While I was working out a Laurent series of ${z^2 -2z+3 \over z-2}$ in the region $|z-1|>1$, I got stuck on a couple of things...
${z^2 - 2z +3 \over z-2} = {(z-1)^2 + 2 \over z-1}\cdot {z-1 \over z-2}\\ = {(z-1)^2 + 2 \over z-1} \cdot {1 \over 1 - {1 \over z-1}}\\ = \left[(z-1) + {2 \over z-1}\right] \cdot \left[1 + {1 \over z-1} + {1 \over (z-1)^2} + \dots \right]\\ = [(z-1) + 1 + 1/(z-1) + 1/(z-1)^2 + ...] + [ 2/(z-1) + 2/(z-1)^2 + ...] \qquad(a)\\ = (z-1) + 1 + [3/(z-1) + 3/(z-1)^2 + ...] \qquad(b)$
So what properties of complex series allows me to multiply each term of $1+1/(z-1) +\dots$ by $(z-1)$ and again each term of $1+1/(z-1)+\dots$ by $2/(z-1)$ to get $(a)$?
Also what properties of complex series allows me to add the terms together (like $1/(z-1)+2/(z-1)= 3/(z-1)$) to get $(b)$?

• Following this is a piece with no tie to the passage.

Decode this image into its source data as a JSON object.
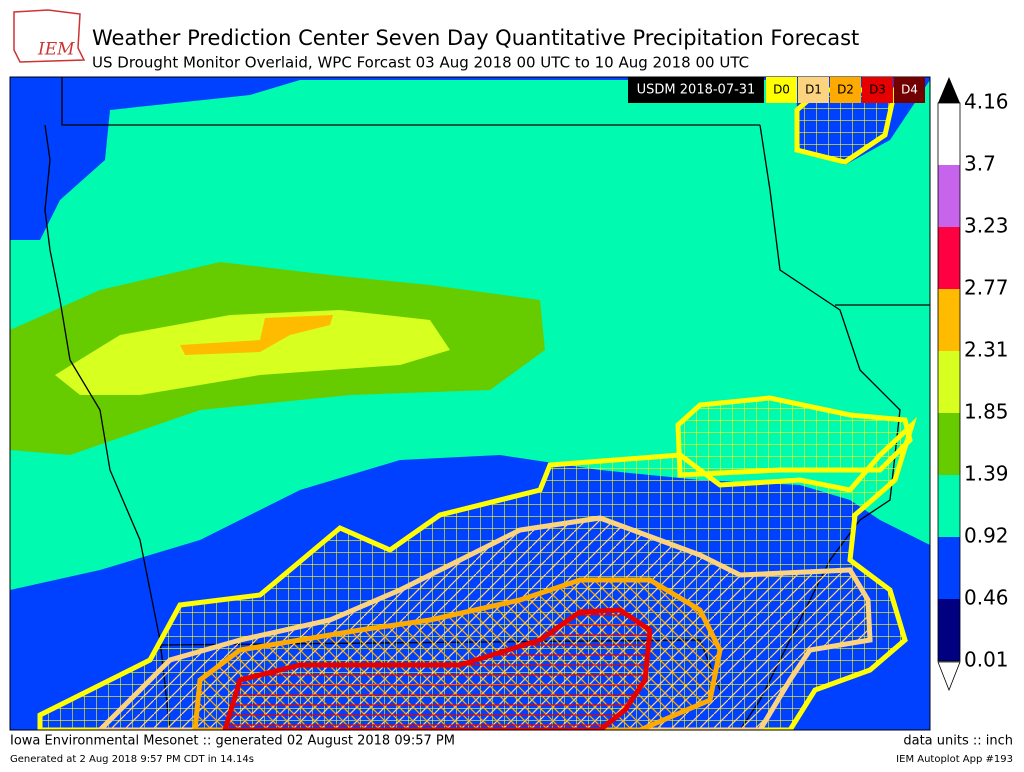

Is it absolute convergence? I have no idea! Unfortunately I just do these manipulations instinctively and no textbook seems to tell me!
Any help would be greatly appreciated!
Also if someone could point out to me where I can learn and format MathJax, I would be very grateful. It seems that every time I ask a question, it doesn't format!